Mr Smith invites me to consider whether it would be appropriate to include a legacy for M’s cousin, J, on the basis that, although M never included him as a legatee, he is the one member of her family to have maintained a relationship with her, that she had sufficient regard for him to name him as executor of the 1996 will, and that he continues to visit and telephone her.
The Official Solicitor has no strong views on this. Miss Edge, on behalf of the charities, objects, pointing to two factors identified in the evidence:
First, M’s reported statements as to why J should not benefit under her will. During her interview with M on 12 February 2009, Ms Ilett asked M whether she would want to benefit J and his wife; “she said that she would not as they did not need the money.” The information supplied by J himself to Ms Ilett, in a letter he sent her dated 11 March 2009 and in a telephone conversation with her on 12 March 2009, was particularly illuminating, for he reported what M had told him when she still had capacity. In relation to the 1996 will, of which he was the executor, J recalled M commenting that “we had good provisions for ourselves” – the phraseology may be slightly odd but the meaning is clear. In the course of the telephone conversation, Ms Ilett told J what M had said: “she had been most emphatic that they” – J and his wife – “need not be included, as they had more than enough money of their own.” J’s response, as recorded by Ms Ilett was that M “had made the same comment to him when she had capacity.”

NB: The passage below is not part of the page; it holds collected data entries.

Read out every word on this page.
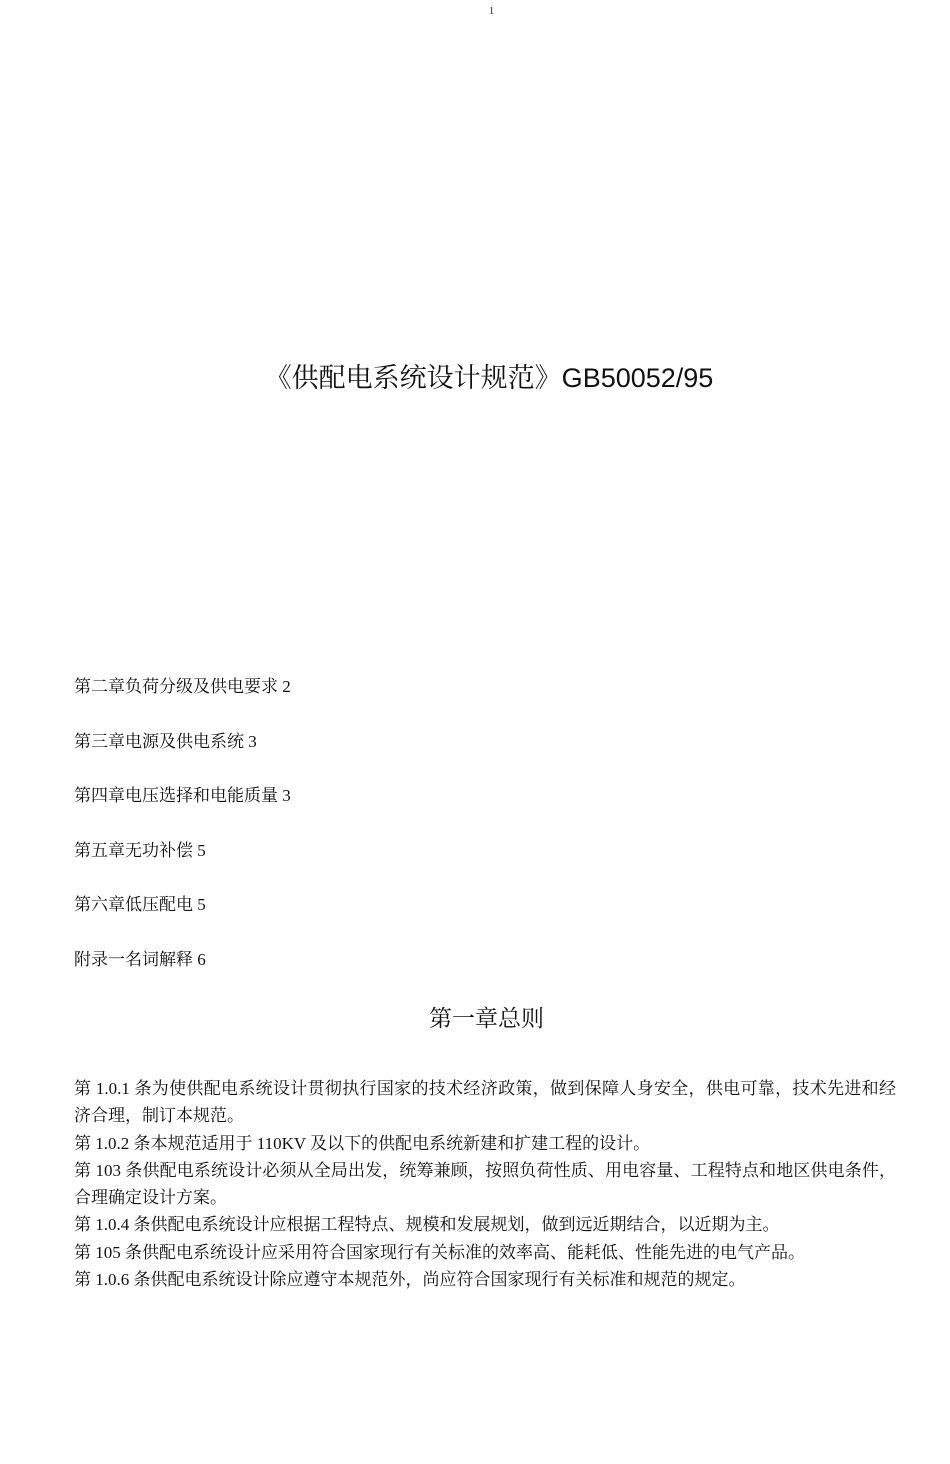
1
《供配电系统设计规范》GB50052/95
第二章负荷分级及供电要求 2
第三章电源及供电系统 3
第四章电压选择和电能质量 3
第五章无功补偿 5
第六章低压配电 5
附录一名词解释 6
第一章总则

第 1.0.1 条为使供配电系统设计贯彻执行国家的技术经济政策，做到保障人身安全，供电可靠，技术先进和经济合理，制订本规范。

第 1.0.2 条本规范适用于 110KV 及以下的供配电系统新建和扩建工程的设计。

第 103 条供配电系统设计必须从全局出发，统筹兼顾，按照负荷性质、用电容量、工程特点和地区供电条件，合理确定设计方案。

第 1.0.4 条供配电系统设计应根据工程特点、规模和发展规划，做到远近期结合，以近期为主。

第 105 条供配电系统设计应采用符合国家现行有关标准的效率高、能耗低、性能先进的电气产品。

第 1.0.6 条供配电系统设计除应遵守本规范外，尚应符合国家现行有关标准和规范的规定。
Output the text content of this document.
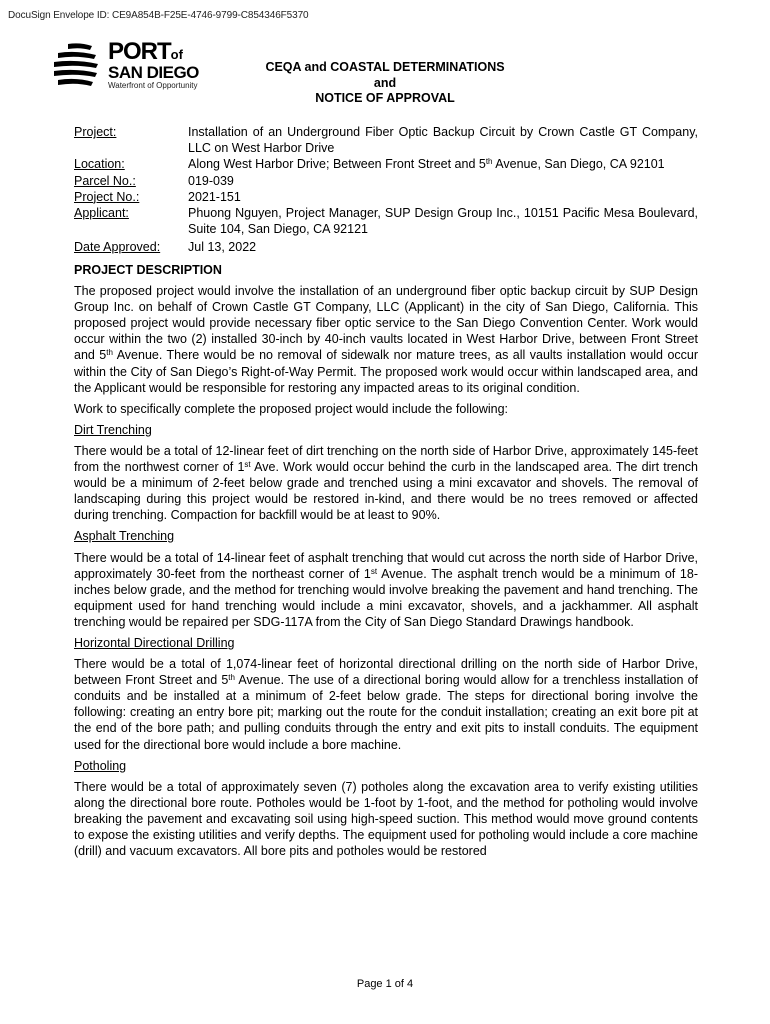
DocuSign Envelope ID: CE9A854B-F25E-4746-9799-C854346F5370
PORTof
SAN DIEGO
Waterfront of Opportunity
CEQA and COASTAL DETERMINATIONS
and
NOTICE OF APPROVAL
Project:	Installation of an Underground Fiber Optic Backup Circuit by Crown Castle GT Company, LLC on West Harbor Drive
Location:	Along West Harbor Drive; Between Front Street and 5th Avenue, San Diego, CA 92101
Parcel No.:	019-039
Project No.:	2021-151
Applicant:	Phuong Nguyen, Project Manager, SUP Design Group Inc., 10151 Pacific Mesa Boulevard, Suite 104, San Diego, CA 92121
Date Approved:	Jul 13, 2022
PROJECT DESCRIPTION

The proposed project would involve the installation of an underground fiber optic backup circuit by SUP Design Group Inc. on behalf of Crown Castle GT Company, LLC (Applicant) in the city of San Diego, California. This proposed project would provide necessary fiber optic service to the San Diego Convention Center. Work would occur within the two (2) installed 30-inch by 40-inch vaults located in West Harbor Drive, between Front Street and 5th Avenue. There would be no removal of sidewalk nor mature trees, as all vaults installation would occur within the City of San Diego’s Right-of-Way Permit. The proposed work would occur within landscaped area, and the Applicant would be responsible for restoring any impacted areas to its original condition.

Work to specifically complete the proposed project would include the following:

Dirt Trenching

There would be a total of 12-linear feet of dirt trenching on the north side of Harbor Drive, approximately 145-feet from the northwest corner of 1st Ave. Work would occur behind the curb in the landscaped area. The dirt trench would be a minimum of 2-feet below grade and trenched using a mini excavator and shovels. The removal of landscaping during this project would be restored in-kind, and there would be no trees removed or affected during trenching. Compaction for backfill would be at least to 90%.

Asphalt Trenching

There would be a total of 14-linear feet of asphalt trenching that would cut across the north side of Harbor Drive, approximately 30-feet from the northeast corner of 1st Avenue. The asphalt trench would be a minimum of 18-inches below grade, and the method for trenching would involve breaking the pavement and hand trenching. The equipment used for hand trenching would include a mini excavator, shovels, and a jackhammer. All asphalt trenching would be repaired per SDG-117A from the City of San Diego Standard Drawings handbook.

Horizontal Directional Drilling

There would be a total of 1,074-linear feet of horizontal directional drilling on the north side of Harbor Drive, between Front Street and 5th Avenue. The use of a directional boring would allow for a trenchless installation of conduits and be installed at a minimum of 2-feet below grade. The steps for directional boring involve the following: creating an entry bore pit; marking out the route for the conduit installation; creating an exit bore pit at the end of the bore path; and pulling conduits through the entry and exit pits to install conduits. The equipment used for the directional bore would include a bore machine.

Potholing

There would be a total of approximately seven (7) potholes along the excavation area to verify existing utilities along the directional bore route. Potholes would be 1-foot by 1-foot, and the method for potholing would involve breaking the pavement and excavating soil using high-speed suction. This method would move ground contents to expose the existing utilities and verify depths. The equipment used for potholing would include a core machine (drill) and vacuum excavators. All bore pits and potholes would be restored

Page 1 of 4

Second, the fact that J’s involvement in M’s life since she was removed from Z’s care has hardly been assiduous: seemingly a limited number of telephone calls and visits on two occasions
I agree with Miss Edge. A particularly compelling feature, as it seems to me, is that were J to be included as a legatee he would be gaining a benefit which M, while she had capacity, felt that he did not need and which, it would seem, she still thinks he does not need. How can it be in her best interests to go counter to such long-held views? The only proper answer, it seems to me, would be if it could be said that giving him a legacy was either an appropriate reward for what he is now doing for M or an inducement to him to do more for her; but neither, in my judgment, can be justified in the circumstances as they exist.
Conclusions and order
For these reasons, as I announced at the end of the hearing on 6 October 2009, I have authorised the making of a statutory will in the terms proposed by the Deputy but not including any provision for J. The order which I had made orally on 6 October 2009 was put before me for my approval on 7 October 2009 and on 8 October 2009 I informed the parties that I approved the form of the order as drafted. The order is dated 6 October 2009.